The Institute's excavations since the 1920s at some of Iraq's most important sites, had resulted in the recovery of thousands of objects housed between the Iraq Museum and the Oriental Institute; because all of these objects were catalogued during excavation and most photographed and/or drawn in the field, the Oriental Institute has visual and descriptive records of almost 20,000 objects that were housed in the Iraq Museum.
"Lost Treasures of Iraq," the online clearinghouse for information relating to Iraq's cultural heritage, draws upon the Institute's records to catalogue objects from the Iraq Museum confirmed or feared to have been stolen, or whose status is unknown. Scholars and publishers from around the world have contributed material, both published and unpublished, to augment the database. The Lost Treasures site also housed IraqCrisis, a moderated list that communicates information on cultural property damaged, destroyed or lost from Iraq's museums and libraries.
The University of Chicago Law School
The University of Chicago Law School is an integral part of the world-class intellectual community of the University of Chicago. Students from diverse backgrounds study with leading scholars and teachers trained to think independently, critically and creatively about the law.

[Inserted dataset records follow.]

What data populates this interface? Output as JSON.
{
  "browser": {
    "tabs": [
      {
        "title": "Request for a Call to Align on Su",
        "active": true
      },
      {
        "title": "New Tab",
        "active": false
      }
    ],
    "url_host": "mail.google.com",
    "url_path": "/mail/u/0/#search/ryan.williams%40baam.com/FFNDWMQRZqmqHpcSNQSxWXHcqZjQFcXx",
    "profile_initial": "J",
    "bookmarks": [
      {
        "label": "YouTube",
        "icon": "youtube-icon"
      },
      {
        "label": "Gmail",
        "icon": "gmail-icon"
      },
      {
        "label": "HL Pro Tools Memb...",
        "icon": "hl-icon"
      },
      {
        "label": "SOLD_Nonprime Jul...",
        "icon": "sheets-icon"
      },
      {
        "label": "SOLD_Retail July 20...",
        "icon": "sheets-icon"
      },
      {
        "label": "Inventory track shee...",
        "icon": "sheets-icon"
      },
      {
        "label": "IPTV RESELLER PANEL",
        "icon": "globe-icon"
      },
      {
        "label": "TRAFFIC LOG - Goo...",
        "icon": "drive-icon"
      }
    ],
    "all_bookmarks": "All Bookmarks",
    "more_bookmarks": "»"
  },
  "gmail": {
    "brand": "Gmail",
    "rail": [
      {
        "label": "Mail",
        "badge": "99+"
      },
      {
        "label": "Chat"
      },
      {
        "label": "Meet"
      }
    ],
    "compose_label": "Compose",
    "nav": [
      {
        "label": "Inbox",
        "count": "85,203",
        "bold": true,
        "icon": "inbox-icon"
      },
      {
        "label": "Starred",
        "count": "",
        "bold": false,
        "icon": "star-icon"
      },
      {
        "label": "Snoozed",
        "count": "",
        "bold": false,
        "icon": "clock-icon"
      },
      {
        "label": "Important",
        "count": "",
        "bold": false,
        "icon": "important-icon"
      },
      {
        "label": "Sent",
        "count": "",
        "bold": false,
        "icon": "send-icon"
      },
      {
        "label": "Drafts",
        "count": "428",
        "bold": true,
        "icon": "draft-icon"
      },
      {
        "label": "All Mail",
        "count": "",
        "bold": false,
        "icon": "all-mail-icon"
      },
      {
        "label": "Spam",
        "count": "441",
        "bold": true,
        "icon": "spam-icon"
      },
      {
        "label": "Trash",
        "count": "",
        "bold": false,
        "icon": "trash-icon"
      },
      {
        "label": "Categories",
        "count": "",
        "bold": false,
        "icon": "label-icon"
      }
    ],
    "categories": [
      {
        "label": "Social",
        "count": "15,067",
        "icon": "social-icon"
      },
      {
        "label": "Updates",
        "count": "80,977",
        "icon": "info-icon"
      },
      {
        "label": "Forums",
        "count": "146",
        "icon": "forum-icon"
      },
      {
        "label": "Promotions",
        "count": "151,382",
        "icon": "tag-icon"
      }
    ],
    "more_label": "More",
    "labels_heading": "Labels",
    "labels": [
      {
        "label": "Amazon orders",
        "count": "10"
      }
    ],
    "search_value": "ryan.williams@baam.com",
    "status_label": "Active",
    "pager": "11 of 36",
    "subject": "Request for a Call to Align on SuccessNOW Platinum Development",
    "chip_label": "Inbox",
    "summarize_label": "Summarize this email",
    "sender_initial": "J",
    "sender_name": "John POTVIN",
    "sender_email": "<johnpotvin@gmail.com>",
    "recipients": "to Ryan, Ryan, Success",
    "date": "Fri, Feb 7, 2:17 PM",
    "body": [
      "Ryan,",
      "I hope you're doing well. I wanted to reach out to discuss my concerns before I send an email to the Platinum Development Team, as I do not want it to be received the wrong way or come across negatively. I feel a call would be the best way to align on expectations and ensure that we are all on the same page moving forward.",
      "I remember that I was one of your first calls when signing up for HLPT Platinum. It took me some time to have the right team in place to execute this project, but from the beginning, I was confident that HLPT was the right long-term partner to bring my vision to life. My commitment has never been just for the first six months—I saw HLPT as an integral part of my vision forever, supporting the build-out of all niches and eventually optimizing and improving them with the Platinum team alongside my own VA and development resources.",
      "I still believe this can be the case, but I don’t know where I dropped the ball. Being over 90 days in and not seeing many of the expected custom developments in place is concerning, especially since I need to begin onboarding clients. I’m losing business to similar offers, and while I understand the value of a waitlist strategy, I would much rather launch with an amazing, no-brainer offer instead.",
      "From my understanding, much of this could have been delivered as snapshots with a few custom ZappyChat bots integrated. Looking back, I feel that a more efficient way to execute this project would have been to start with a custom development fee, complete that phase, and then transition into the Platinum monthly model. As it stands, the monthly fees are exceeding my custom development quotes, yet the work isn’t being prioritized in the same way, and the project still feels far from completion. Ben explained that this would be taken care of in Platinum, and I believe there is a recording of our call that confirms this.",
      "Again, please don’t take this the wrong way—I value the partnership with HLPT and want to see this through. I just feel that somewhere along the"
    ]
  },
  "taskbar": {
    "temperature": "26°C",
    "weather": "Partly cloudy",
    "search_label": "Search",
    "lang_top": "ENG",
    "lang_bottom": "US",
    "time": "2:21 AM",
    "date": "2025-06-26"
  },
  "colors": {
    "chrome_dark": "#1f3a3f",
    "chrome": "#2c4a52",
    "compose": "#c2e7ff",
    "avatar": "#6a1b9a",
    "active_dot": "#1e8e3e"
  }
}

The Law School has always been home to innovative scholarship. The faculty is, by a wide margin, the most productive, widely cited, and influential law faculty in the United States -- and perhaps the world. Because the Law School believes in interdisciplinary inquiry, members of our faculty do not limit themselves to the study of legal doctrine. They are also economists, historians and philosophers. They include a former U.S. Secretary of State, a U.S. Senator, several judges and numerous practicing lawyers.
The Law School has played a pivotal role in many innovations in legal education made over the last century, including developing the field of law and economics, the recognition of administrative and comparative law as fields of study, and broadening curriculum to include greater empirical and clinical study.